Problem:
For a singular matrix A, if row space = column space, is it always true that $A = \pm A^T$
My line of thoughts:
We know A is not full rank, and A is square.
So A's columns/rows are dependent.
Let $v$ be any vector from A's row space, then there exists $x$ so that $v^Tx = 0$
And $v$ is also in column space, for same $x$, we have $x^Tv=0$
Let $v$ be every row of A, we have $Ax=0$. Same let $v$ be every column of A, we have $A^Tx=0$.
\begin{cases} Ax=0 \\ A^Tx=0 \end{cases} Since A is not full rank, $x$ cannot be $0$.
To satisfy above equation for a given $x$,
$A = c \cdot A^T$ is a solution. => by transpose rules we'll find out $c = \pm 1$
Now I'm stuck.
My questions:
- Is there any other solutions to above equations?

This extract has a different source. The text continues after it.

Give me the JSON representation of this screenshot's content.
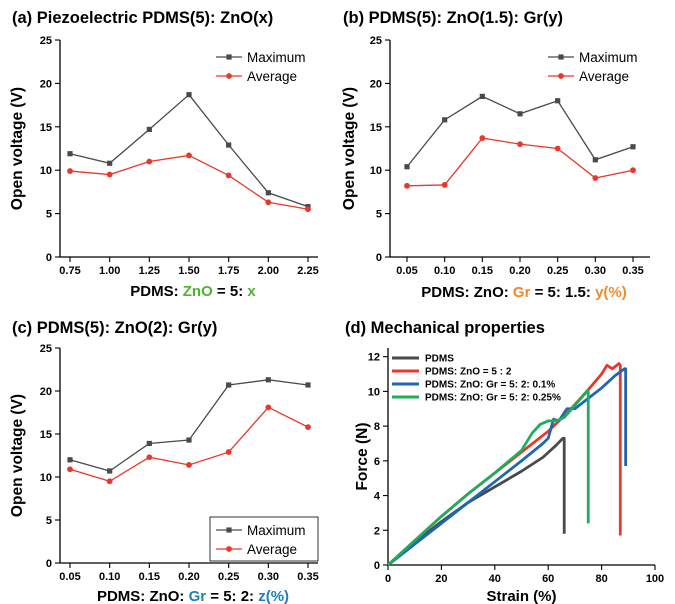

- How should I better represent the constraint between $A$ and $A^T$. (Now I'm simply treating them as $A$ and $B$ as totally separate matrices. )
- Can you prove if the statement is true? Or give a counterexample if false.
(Working through Gilbert Strang's linear algebra section 3.6)
Take any nonsingular, non-symmetric and non-skew-symmetric matrix $B$ and let $A=\pmatrix{B\\ &0}$.